Doppelter Sieger - im Web und im Wettkampf

Doppelter Sieger - im Web und im Wettkampf

04.12.2017 – Der weiterhin ungeschlagene Tabellenführer SGi Ludwigsburg und Meister SV Kelheim-Gmünd haben sicher das Finale am 4./5. Februar 2018 in Paderborn erreicht. Nach dem vorletzten Wettkampfwochenende in der Bundesliga Luftpistole Gruppe Süd steht Aufsteiger SG Edelweiß Scheuring praktisch als erster Absteiger fest.

Scheuring ist auch nach den 1:4- und 2:3-Niederlagen gegen Weil am Rhein und Mitkonkurrent Willmandingen noch punktlos und weist neben vier Zählern auch fünf Einzelpunkte Rückstand zum rettenden Ufer auf, hat aber auch noch die Chance auf zwei Siege in den letzten Begegnungen gegen die direkten Konkurrenten Hambrücken und Altheim-Waldhausen. Ebenso wie Willmandingen befinden sich diese beiden Teams nach jeweils zwei Erfolgen auch noch unmittelbar im Abstiegskampf.

Außer dem Willmandinger Sieg über Scheuring gab es für dieses Trio nur Niederlagen am fünften Wettkampfwochenende in Waldkirch und Waldenburg. Großer Sieger des Wochenendes wurde Aufsteiger SV Peiting, der Altheim Waldhausen etwas überraschend mit 3:2 bezwang und sich dadurch Luft im Abstiegskampf verschaffte. Dabei fuhr Michaela Brosselt-Guggemos beim 369:368 über Martina Sagasser den entscheidenden Sieg ein.

Ein weiterer Gewinner des Wochenendes war der SV Waldkirch. Zum einen, weil der Meister des Vorjahres per Internet eine Liveübertragung (Foto) der Wettkämpfe in der Burgauer Grundschulhalle möglich machte und damit Werbung für die Liga auch über die Hallengrenzen hinaus betrieb. Zum anderen, weil sich das Team durch zwei Siege auf Rang vier schob und jetzt alle Chancen hat, zum dritten Mal im dritten Jahr der Bundesligazugehörigkeit im Finale zu stehen. Mit der griechischen Olympiasiegerin Anna Korakaki, die ihre beiden Matches gewann, siegte das Team mit 3:2 über Altheim Waldhausen und 5:0 über Hambrücken.
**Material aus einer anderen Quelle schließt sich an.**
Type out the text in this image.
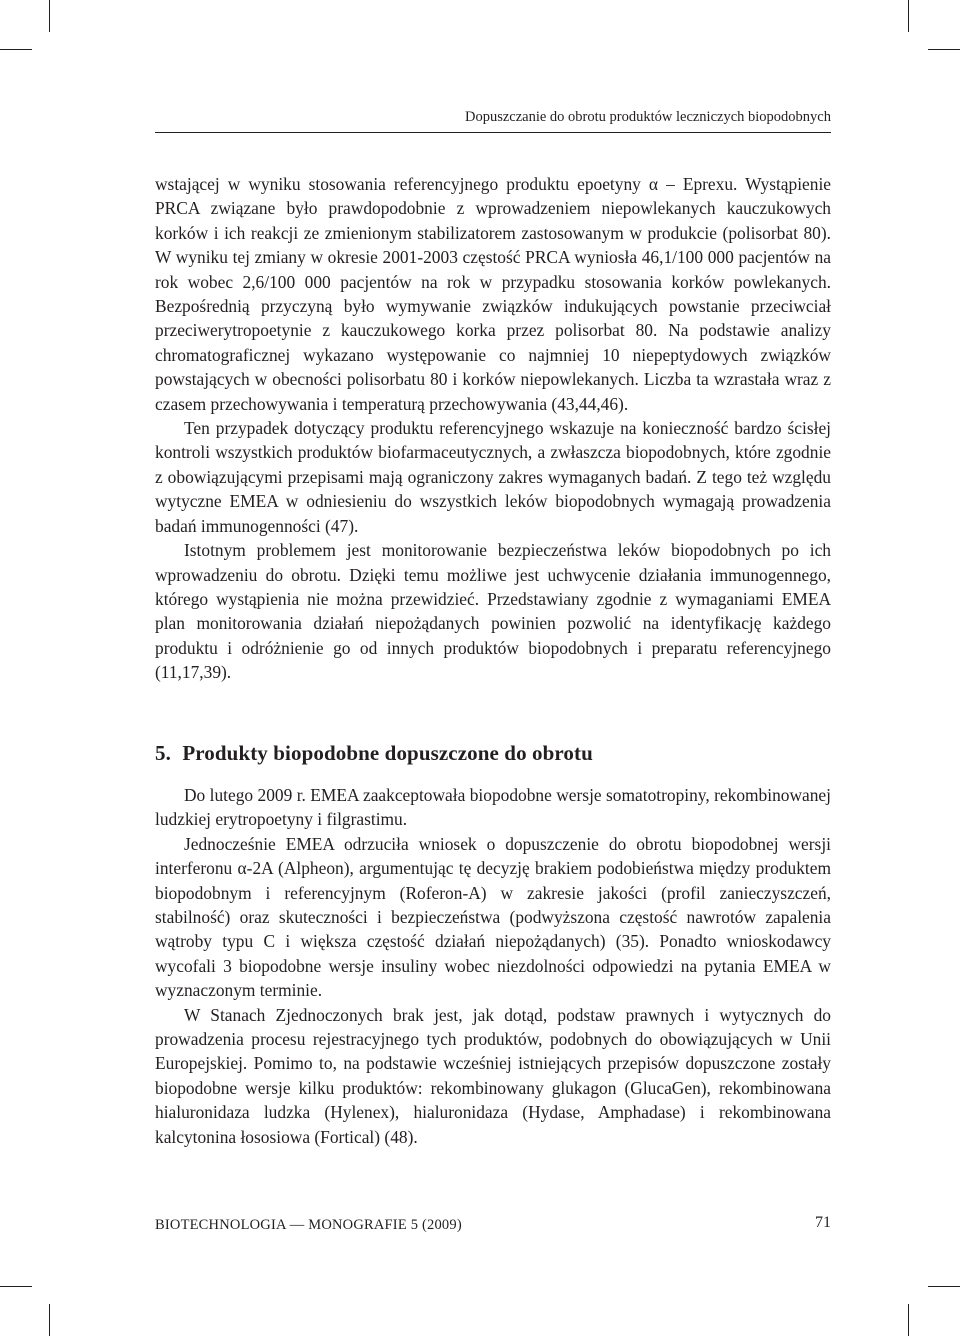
Dopuszczanie do obrotu produktów leczniczych biopodobnych

wstającej w wyniku stosowania referencyjnego produktu epoetyny α – Eprexu. Wystąpienie PRCA związane było prawdopodobnie z wprowadzeniem niepowlekanych kauczukowych korków i ich reakcji ze zmienionym stabilizatorem zastosowanym w produkcie (polisorbat 80). W wyniku tej zmiany w okresie 2001-2003 częstość PRCA wyniosła 46,1/100 000 pacjentów na rok wobec 2,6/100 000 pacjentów na rok w przypadku stosowania korków powlekanych. Bezpośrednią przyczyną było wymywanie związków indukujących powstanie przeciwciał przeciwerytropoetynie z kauczukowego korka przez polisorbat 80. Na podstawie analizy chromatograficznej wykazano występowanie co najmniej 10 niepeptydowych związków powstających w obecności polisorbatu 80 i korków niepowlekanych. Liczba ta wzrastała wraz z czasem przechowywania i temperaturą przechowywania (43,44,46).

Ten przypadek dotyczący produktu referencyjnego wskazuje na konieczność bardzo ścisłej kontroli wszystkich produktów biofarmaceutycznych, a zwłaszcza biopodobnych, które zgodnie z obowiązującymi przepisami mają ograniczony zakres wymaganych badań. Z tego też względu wytyczne EMEA w odniesieniu do wszystkich leków biopodobnych wymagają prowadzenia badań immunogenności (47).

Istotnym problemem jest monitorowanie bezpieczeństwa leków biopodobnych po ich wprowadzeniu do obrotu. Dzięki temu możliwe jest uchwycenie działania immunogennego, którego wystąpienia nie można przewidzieć. Przedstawiany zgodnie z wymaganiami EMEA plan monitorowania działań niepożądanych powinien pozwolić na identyfikację każdego produktu i odróżnienie go od innych produktów biopodobnych i preparatu referencyjnego (11,17,39).

5. Produkty biopodobne dopuszczone do obrotu

Do lutego 2009 r. EMEA zaakceptowała biopodobne wersje somatotropiny, rekombinowanej ludzkiej erytropoetyny i filgrastimu.

Jednocześnie EMEA odrzuciła wniosek o dopuszczenie do obrotu biopodobnej wersji interferonu α-2A (Alpheon), argumentując tę decyzję brakiem podobieństwa między produktem biopodobnym i referencyjnym (Roferon-A) w zakresie jakości (profil zanieczyszczeń, stabilność) oraz skuteczności i bezpieczeństwa (podwyższona częstość nawrotów zapalenia wątroby typu C i większa częstość działań niepożądanych) (35). Ponadto wnioskodawcy wycofali 3 biopodobne wersje insuliny wobec niezdolności odpowiedzi na pytania EMEA w wyznaczonym terminie.

W Stanach Zjednoczonych brak jest, jak dotąd, podstaw prawnych i wytycznych do prowadzenia procesu rejestracyjnego tych produktów, podobnych do obowiązujących w Unii Europejskiej. Pomimo to, na podstawie wcześniej istniejących przepisów dopuszczone zostały biopodobne wersje kilku produktów: rekombinowany glukagon (GlucaGen), rekombinowana hialuronidaza ludzka (Hylenex), hialuronidaza (Hydase, Amphadase) i rekombinowana kalcytonina łososiowa (Fortical) (48).

BIOTECHNOLOGIA — MONOGRAFIE 5 (2009)	71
Waldkirch hat jetzt zwei Punkte mehr und die klar bessere Einzelpunktanzahl gegenüber dem Trio Weil, Fürth und Murrhardt-Karnsberg auf dem Konto. Diese drei Mannschaften verloren mindestens einmal an diesem Wettkampfwochenende und befinden sich im Finalrennen damit in einer schwierigen Ausgangsposition, zumal Waldkirch vor allem mit Willmandingen noch eine lösbare Aufgabe vor sich hat, aber auch noch auf Waldenburg trifft.

Die Schwaben sind mit vier Punkten Vorsprung auf Rang fünf Dritter und damit kaum noch aus den Finalrängen zu verdrängen. Sie bauten ihre Position durch die beiden Siege mit 4:1 über Willmandingen und Murrhardt-Karnsberg souverän aus. Die beiden Spitzenteams gaben sich ohnehin keine Blöße: Ludwigsburg behielt durch die 4:1-Erfolge über Peiting und Fürth seine weiße Weste, Kelheim-Gmünd blieb durch das 5:0 gegen Murrhardt-Karnsberg und das 3:2 über Weil am Rhein härtester Verfolger.